Potential role of bicarbonate during pyrite oxidation

According to Frontier molecular orbital (FMO) theory, the surface-exposed sulfur atom of pyrite possesses an unshared electron pair which produces a slightly negatively charged pyrite surface that can attract cations such as Fe2+. Because of surface electroneutrality and pH considerations, however, the pyrite surface Fe2+ coordinates OH. We proposed that this surface Fe2+ OH when in the presence of CO2 is converted to -FeCO3 or -FeHCO3, depending on pH. In this study, using Fourier transform infrared spectroscopy (FT-IR) we demonstrated that such complexes form on the surface of pyrite and continue to persist even after a significant fraction of the surface Fe2+ was oxidized to Fe3+. FT-IR spectra also showed the presence of two carbonyl absorption bands (1682 and 1653 cm(-1)) on the surface of pyrite upon exposure to CO2 which suggested that pyrite surface carbonate complexes existed in two different surface chemical environments, pointing out two potential mechanisms of pyrite surface-CO2 interactions.

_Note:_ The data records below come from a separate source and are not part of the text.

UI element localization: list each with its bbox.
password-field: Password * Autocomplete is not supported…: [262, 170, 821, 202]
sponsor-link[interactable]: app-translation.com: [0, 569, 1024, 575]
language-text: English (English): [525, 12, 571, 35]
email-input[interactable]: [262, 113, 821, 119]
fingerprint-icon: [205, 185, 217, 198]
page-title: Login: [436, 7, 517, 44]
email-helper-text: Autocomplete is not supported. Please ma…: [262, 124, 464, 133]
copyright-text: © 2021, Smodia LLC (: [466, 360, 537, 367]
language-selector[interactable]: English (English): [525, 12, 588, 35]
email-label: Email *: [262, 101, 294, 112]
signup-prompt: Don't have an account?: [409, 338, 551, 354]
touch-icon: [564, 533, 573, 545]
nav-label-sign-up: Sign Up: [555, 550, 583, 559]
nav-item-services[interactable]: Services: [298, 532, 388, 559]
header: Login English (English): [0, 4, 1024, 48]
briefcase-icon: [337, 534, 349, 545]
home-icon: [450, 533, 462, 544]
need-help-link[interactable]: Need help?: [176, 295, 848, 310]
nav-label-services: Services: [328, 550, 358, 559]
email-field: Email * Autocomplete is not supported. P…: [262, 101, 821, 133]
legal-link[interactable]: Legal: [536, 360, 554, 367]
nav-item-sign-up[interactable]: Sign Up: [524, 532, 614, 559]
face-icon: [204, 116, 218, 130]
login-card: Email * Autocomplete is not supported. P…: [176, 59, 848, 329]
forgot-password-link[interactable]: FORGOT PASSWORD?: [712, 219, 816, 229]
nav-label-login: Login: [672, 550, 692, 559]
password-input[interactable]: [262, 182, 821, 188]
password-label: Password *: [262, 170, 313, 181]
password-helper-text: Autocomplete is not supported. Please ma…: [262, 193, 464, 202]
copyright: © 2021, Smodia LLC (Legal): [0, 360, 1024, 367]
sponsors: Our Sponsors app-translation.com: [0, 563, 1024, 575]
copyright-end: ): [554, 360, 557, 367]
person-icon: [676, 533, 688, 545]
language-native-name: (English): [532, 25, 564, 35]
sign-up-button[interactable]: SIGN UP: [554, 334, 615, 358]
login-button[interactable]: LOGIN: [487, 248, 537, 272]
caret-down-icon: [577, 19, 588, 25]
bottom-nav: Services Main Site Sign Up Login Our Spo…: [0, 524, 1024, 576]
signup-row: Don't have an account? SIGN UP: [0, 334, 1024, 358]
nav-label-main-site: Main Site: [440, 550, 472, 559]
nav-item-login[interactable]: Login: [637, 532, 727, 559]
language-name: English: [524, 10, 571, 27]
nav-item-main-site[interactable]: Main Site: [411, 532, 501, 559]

One potential mechanism involved formation of a pyrite surface-Fe(II)HCO3 complex, whereas a second potential mechanism involved formation of a pyrite surface-carboxylic acid group complex [-Fe(II)SSCOOFe(II)]. We hypothesized that these pyrite surface-CO2 complexes could promote abiotic oxidation of pyrite by accelerating the abiotic oxidation of Fe2+. Iron (III) would oxidize the disulfide (-S-2) by accepting its electrons. Using a miscible displacement technique, oxidation of FeS2 with H2O2 was carried out in the absence or presence of 10 or 100 mM NaHCO3. The data show that 100 mM NaHCO3 significantly increased the oxidation rate of FeS2. Furthermore, the data show that FeS2 oxidation kinetics were more dependent on HCO3- but were less dependent on H2O2 for the range of HCO3- and H2O2 concentrations tested.